Kur’an’da “Ey İsrailoğulları!”
Kur’an’da “Ey İsrailoğulları (يَا بَن۪ٓي اِسْرَٓائ۪لَ)” ifadesi; biri Mekki surenin, diğerleri ise üç Medeni surenin beş ayetinde olmak üzere altı defa geçmektedir. Bu yazıda söz konusu ayetler, içlerinde bulundukları surelerin iniş sırasına göre ele alınacaktır.
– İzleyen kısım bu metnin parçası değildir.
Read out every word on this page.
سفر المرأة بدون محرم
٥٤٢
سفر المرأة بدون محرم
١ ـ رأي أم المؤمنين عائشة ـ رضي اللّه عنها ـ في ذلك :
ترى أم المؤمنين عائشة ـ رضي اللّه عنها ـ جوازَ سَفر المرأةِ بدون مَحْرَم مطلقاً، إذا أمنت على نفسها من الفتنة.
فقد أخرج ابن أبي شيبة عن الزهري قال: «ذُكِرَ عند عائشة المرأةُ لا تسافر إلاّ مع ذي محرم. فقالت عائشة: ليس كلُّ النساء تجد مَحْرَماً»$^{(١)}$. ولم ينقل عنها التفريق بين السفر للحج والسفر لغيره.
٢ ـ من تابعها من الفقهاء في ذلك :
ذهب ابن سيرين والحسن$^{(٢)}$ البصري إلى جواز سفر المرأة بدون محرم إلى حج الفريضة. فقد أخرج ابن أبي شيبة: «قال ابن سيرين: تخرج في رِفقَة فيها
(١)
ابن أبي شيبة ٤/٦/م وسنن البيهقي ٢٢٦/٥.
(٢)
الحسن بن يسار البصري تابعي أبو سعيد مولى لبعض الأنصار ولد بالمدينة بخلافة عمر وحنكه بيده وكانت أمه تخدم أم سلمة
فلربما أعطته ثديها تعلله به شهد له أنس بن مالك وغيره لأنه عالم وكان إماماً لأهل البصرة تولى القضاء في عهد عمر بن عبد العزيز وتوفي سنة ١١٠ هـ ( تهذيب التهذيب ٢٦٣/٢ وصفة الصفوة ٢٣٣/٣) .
İsrailoğullarını köleleştiren Firavun ve ordusu, Musa ve Harun liderliğinde Mısır’dan kaçan İsrailoğullarının peşine düşmüş ancak Firavun, ordusuyla birlikte ilahi azaba uğrayarak denizde boğulmuş ve böylece İsrailoğulları özgürleşmiş, nimete kavuşmuştu: “Ey İsrailoğulları! Sizi düşmanınızdan kurtardık; Tûr'un sağ tarafına (gelmeniz için) size süre tanıdık ve size kudret helvası ile bıldırcın eti lütfettik.” (Taha, 20: 80). Allah’ın, Firavun ve ileri gelenlerin zulmünü bertaraf etmesinin ardından İsrailoğulları, Tur dağının sağ tarafına kadar gelmişler ve orada da Allah’ın lütfuyla aç kalmamışlardı. Onlardan beklenen şey, verilen nimetlere şükretmeleriydi.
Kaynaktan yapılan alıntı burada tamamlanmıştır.